Вот оно как… Я вглядываюсь в серую поверхность скал до рези в глазах.
Они исчезают, они появляются и снова исчезают…
Отчего они наводят на меня такой страх?
День двадцать первый
Все! Забыть, забыть, забыть…
Забыть о страшном, об ужасном. Забыть эту лошадиную голову и снова вернуться к своим прерванным прекрасным и убаюкивающим душу занятиям. Снова — к цветам…
Все-таки часы, которые я провела в музее природоведения в обществе профессора Горчицкого, не прошли даром.
Да, да. Благодаря им я и узнала ее… По моим скромным и довольно дилетантским предположениям, это была ярко-красная орхидея Polystachya kermesina.
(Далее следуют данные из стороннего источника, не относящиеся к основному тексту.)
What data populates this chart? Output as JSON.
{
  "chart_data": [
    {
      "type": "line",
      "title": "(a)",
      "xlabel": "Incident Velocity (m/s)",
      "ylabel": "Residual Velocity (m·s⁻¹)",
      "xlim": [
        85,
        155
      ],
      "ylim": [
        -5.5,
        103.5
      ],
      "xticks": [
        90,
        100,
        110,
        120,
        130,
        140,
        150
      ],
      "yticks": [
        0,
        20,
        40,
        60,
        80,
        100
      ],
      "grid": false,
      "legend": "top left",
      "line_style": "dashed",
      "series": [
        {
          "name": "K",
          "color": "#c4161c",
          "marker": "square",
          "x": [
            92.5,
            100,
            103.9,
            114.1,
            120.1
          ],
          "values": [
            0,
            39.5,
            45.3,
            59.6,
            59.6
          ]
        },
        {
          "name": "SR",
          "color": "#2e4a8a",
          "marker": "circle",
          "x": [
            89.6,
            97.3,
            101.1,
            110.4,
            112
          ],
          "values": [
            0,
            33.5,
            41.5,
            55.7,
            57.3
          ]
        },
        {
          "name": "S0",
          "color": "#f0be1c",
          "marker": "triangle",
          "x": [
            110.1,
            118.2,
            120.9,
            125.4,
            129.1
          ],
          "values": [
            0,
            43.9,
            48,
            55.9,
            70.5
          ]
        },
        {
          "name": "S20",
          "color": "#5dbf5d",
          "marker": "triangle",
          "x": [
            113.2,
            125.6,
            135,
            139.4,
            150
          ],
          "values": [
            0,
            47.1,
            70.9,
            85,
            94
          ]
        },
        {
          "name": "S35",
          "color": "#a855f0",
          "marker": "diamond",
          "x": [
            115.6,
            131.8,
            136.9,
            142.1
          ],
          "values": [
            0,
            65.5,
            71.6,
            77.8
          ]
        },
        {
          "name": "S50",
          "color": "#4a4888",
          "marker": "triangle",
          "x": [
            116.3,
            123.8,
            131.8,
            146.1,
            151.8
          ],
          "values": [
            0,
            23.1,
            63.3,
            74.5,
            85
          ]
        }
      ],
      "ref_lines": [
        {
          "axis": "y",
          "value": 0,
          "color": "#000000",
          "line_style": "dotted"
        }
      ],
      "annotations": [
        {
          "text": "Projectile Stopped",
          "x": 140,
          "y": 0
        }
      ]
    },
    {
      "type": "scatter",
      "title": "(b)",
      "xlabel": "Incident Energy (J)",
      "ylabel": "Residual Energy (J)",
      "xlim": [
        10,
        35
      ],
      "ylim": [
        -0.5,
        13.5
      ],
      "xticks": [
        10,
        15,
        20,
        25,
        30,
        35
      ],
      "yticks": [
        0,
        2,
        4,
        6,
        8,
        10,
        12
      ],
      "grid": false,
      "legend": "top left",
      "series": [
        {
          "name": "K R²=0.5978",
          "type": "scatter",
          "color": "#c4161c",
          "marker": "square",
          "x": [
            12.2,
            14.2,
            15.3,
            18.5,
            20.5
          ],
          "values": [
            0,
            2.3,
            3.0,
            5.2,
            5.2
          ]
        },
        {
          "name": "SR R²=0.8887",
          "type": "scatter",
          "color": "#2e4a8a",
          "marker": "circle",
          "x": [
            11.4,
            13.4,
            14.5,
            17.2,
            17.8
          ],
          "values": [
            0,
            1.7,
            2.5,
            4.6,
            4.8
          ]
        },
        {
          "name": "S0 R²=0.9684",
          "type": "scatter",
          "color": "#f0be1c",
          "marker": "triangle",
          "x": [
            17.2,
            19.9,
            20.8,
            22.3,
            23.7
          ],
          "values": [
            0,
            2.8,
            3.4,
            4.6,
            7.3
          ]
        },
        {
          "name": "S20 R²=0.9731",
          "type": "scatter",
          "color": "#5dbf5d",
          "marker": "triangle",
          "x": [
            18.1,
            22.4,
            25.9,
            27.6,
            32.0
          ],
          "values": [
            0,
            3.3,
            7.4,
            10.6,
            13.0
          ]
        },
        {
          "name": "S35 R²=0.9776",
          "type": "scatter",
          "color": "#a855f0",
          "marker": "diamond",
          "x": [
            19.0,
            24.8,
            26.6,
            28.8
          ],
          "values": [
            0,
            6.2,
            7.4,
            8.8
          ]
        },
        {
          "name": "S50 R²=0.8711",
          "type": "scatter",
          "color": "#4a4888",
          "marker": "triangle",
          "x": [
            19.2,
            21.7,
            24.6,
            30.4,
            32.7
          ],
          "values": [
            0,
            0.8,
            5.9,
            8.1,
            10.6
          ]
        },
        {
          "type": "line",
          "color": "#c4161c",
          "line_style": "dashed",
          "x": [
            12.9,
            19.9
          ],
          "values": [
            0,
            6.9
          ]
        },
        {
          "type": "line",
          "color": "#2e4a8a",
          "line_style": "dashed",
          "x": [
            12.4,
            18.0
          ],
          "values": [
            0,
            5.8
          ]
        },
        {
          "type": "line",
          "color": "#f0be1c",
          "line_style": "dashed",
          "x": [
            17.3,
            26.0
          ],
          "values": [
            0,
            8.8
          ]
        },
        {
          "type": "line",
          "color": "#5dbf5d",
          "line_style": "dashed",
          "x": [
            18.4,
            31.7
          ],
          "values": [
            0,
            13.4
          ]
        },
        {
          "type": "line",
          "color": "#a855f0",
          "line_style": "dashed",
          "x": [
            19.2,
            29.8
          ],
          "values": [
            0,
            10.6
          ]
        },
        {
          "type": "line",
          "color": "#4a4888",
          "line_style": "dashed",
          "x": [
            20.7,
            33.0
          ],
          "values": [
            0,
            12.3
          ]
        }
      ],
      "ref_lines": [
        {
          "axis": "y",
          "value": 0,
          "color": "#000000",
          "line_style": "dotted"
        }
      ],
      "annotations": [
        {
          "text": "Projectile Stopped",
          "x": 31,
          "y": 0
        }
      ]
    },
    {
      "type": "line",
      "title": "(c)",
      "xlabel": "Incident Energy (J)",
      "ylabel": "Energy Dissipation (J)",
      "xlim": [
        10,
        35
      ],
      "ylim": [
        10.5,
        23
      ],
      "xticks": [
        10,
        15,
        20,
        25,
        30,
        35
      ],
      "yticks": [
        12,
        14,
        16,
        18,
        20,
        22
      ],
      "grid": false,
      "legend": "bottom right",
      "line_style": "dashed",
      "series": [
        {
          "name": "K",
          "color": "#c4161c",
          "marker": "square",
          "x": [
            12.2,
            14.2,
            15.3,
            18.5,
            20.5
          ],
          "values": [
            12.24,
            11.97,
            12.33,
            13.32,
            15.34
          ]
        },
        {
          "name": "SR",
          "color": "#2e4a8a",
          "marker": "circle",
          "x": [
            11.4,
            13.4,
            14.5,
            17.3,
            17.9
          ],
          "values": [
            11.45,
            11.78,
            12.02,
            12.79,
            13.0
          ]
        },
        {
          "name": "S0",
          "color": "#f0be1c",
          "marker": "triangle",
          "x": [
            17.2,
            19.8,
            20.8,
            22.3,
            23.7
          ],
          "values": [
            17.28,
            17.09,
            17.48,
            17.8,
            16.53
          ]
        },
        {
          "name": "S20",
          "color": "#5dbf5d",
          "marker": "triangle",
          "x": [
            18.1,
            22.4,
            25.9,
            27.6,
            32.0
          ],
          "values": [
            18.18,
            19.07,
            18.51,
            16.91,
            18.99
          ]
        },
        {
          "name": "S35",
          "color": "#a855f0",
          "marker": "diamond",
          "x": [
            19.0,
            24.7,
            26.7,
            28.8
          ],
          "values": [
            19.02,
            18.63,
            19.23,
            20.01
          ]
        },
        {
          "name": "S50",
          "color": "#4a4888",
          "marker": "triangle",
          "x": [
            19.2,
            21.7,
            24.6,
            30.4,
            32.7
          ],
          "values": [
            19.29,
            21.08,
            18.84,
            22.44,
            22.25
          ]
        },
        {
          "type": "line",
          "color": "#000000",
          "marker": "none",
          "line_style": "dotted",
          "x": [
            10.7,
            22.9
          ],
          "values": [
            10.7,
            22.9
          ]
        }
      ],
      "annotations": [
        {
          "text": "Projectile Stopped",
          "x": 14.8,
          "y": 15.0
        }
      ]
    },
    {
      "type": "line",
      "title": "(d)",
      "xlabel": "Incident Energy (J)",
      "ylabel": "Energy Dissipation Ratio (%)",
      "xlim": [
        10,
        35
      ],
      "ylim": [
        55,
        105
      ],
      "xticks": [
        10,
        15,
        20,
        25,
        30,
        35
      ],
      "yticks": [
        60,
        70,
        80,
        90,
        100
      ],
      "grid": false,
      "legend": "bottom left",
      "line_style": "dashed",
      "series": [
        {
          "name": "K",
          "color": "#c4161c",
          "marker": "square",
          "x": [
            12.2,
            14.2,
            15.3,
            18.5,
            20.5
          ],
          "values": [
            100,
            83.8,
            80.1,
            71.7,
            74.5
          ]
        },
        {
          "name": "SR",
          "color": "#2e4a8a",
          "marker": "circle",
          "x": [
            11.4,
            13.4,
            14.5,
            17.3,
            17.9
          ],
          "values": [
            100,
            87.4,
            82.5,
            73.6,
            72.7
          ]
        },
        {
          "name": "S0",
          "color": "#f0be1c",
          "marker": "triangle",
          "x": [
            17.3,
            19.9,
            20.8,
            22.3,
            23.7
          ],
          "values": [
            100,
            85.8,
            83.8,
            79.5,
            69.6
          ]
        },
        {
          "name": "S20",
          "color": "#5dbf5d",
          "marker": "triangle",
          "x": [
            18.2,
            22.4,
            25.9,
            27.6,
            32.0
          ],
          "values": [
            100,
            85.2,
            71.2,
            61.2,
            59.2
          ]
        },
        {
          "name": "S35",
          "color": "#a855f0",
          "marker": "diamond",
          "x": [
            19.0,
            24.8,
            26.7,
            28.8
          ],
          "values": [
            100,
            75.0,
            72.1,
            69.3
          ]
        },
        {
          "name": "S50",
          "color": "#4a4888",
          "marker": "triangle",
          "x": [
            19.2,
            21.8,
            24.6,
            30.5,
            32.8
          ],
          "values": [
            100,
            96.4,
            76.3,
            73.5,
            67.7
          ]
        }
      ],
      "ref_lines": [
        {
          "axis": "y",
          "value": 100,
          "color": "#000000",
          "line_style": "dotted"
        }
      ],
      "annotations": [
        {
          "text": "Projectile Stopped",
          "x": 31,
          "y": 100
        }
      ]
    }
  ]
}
Я обнаружила ее на склоне Двуглавой.
Удивительно красивый цветок. Я решила не срывать ее, боясь, что цветок потеряет свою свежесть и умрет прежде, чем я успею его зарисовать. Завтра вместе с Диди и красками с утра пораньше мы отправимся к нашей прекрасной «натурщице».
День двадцать второй
Позавтракав сандвичем с консервированным мясом и корнишонами и напившись от души кофе, я отправилась на тенистый склон Двуглавой горы, где давеча приметила удивительной красоты цветок.
Сначала я просто молча любовалась им… А потом принялась за дело.
Пока я рисовала, стая небольших красивых птиц — по-моему, это были зеленые пеночки — вдруг поднялась с земли и несколько взволнованно, как мне показалось, крича, полетела куда-то в сторону Черной.